In the heart of the city, but away from the hustle and bustle of the center, just behind the chaotic Corso Vittorio Emanuele and Corso Venezia, there’s a warm, familiar place, that, at the same time, is a treasure casket of elegance. In Largo Augusto, a stone’s throw from the Duomo, L’Arabesque is a destination and a refuge for those who want to stop the time, enjoying it, reliving everything that Milan represents: culture, fashion, cuisine, history.
Born a few years ago from the creative and deeply Milanese mind of Chichi Meroni, L’Arabesque is not just a concept store but a cult store, where the original boutique is joined by the recent café with a lounge filled with bookcases: a real meeting point and a discovery for all lovers of beauty, with vintage as a common thread in tribute to the Milan of the ’50s and’ 60s.
But let’s start from the beginning, when the eclectic Chichi Meroni decides to open her boutique of the forgotten elegance, filling it not only of contemporary vintage clothes, bijoux, haute parfumerie fragrances and couture services, but also and above all a sophisticated design that helps to tell and define the spaces and the spirit of this small and surprising reality. Next to the boutique, a café and restaurant was born, just to recreate the idea of home and family typical of those years, a space where to meet and be together.
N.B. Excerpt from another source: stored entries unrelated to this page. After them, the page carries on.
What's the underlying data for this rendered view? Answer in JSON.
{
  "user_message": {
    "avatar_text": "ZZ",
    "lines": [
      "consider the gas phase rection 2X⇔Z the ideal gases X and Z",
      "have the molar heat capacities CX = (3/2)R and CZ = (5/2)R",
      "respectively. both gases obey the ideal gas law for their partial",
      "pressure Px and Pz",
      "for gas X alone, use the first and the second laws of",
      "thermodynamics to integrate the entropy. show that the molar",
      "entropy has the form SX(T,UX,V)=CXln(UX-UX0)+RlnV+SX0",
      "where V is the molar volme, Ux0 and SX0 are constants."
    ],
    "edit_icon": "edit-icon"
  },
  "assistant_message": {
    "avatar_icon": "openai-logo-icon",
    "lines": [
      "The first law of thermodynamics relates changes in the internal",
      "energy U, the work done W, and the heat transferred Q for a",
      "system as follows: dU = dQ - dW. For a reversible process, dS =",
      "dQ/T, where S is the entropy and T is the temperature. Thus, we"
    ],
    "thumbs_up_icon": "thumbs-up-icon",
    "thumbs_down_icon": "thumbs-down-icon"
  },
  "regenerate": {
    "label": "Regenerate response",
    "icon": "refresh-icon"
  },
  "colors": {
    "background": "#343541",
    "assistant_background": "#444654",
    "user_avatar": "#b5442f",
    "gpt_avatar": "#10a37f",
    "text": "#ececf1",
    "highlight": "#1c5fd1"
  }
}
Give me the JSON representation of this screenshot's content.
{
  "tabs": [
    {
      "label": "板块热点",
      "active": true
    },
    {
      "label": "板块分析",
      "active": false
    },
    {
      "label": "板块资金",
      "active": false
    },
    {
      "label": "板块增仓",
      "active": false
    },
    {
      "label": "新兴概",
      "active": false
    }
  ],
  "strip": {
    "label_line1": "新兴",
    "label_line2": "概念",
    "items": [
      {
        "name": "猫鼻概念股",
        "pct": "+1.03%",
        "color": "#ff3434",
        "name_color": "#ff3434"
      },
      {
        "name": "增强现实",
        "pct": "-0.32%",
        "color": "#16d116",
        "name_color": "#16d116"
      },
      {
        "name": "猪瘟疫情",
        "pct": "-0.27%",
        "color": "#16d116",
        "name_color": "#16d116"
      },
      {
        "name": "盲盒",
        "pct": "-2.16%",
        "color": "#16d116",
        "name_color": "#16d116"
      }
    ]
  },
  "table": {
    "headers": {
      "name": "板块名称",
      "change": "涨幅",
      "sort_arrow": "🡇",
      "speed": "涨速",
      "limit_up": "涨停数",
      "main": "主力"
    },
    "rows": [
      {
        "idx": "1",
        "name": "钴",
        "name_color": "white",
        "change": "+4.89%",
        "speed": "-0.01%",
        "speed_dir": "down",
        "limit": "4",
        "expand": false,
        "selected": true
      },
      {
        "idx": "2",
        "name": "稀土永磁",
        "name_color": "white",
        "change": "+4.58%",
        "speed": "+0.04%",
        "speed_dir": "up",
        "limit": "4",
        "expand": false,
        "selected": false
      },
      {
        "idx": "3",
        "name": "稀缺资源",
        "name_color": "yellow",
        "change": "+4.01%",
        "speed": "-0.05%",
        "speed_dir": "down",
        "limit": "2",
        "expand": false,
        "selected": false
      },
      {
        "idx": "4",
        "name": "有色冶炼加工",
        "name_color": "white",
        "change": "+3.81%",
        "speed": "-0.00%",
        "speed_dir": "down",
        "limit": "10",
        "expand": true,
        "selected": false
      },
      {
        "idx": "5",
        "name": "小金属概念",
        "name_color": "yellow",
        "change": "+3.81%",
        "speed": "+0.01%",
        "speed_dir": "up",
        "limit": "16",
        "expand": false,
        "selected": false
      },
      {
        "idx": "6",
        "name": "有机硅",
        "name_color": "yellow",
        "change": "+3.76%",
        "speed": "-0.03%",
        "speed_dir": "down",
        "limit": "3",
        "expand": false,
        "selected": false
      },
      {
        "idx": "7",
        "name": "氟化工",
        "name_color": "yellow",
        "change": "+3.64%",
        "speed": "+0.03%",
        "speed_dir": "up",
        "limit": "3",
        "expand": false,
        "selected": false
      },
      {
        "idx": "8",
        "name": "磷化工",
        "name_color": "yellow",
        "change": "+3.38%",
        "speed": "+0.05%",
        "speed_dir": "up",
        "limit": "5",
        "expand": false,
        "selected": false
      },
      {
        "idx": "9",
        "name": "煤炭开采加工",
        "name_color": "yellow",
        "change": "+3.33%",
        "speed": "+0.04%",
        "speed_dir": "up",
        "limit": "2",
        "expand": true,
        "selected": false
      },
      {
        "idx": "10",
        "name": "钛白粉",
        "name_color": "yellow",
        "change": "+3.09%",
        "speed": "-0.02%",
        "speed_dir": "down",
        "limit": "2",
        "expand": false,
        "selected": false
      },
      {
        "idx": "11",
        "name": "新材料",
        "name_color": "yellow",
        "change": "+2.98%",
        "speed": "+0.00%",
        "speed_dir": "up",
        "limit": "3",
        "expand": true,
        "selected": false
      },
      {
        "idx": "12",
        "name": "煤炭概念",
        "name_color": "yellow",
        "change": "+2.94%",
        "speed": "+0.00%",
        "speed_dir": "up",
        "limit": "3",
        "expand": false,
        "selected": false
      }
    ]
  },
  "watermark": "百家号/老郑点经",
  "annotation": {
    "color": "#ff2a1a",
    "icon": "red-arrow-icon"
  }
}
What is striking about L’Arabesque Café is the perfect meeting between the kitchen and the spaces, always inspired by ’50s, with a menu that recalls the recipes of those wonderful years that have made history but absolutely refreshed, with classy reinventions. At the same time, the environment is studied ad hoc, with the enveloping lights of George Nelson’s Bubble lamps that color coffee tables and small armchairs designed by Chichi herself and the Villeroy & Boch porcelains that contribute to giving each dish that “old times” aesthetic.
However, it’s not just the furniture and the refined design that amaze, but also the disposition of the spaces: adjacent to the restaurant area there’s a small lounge with bookcases, where to sit for a breakfast or an aperitif reading (and buying) magazines and books on lifestyle, fashion, photography and cooking, recalling that sense of homey warmth.
Quiet, curious, but also surprising, L’Arabesque is one of those very few places in our city that always stays in the heart of those who visit, offering a sensory experience that awakens distant, never forgotten memories and will always be loved by Milanese and not.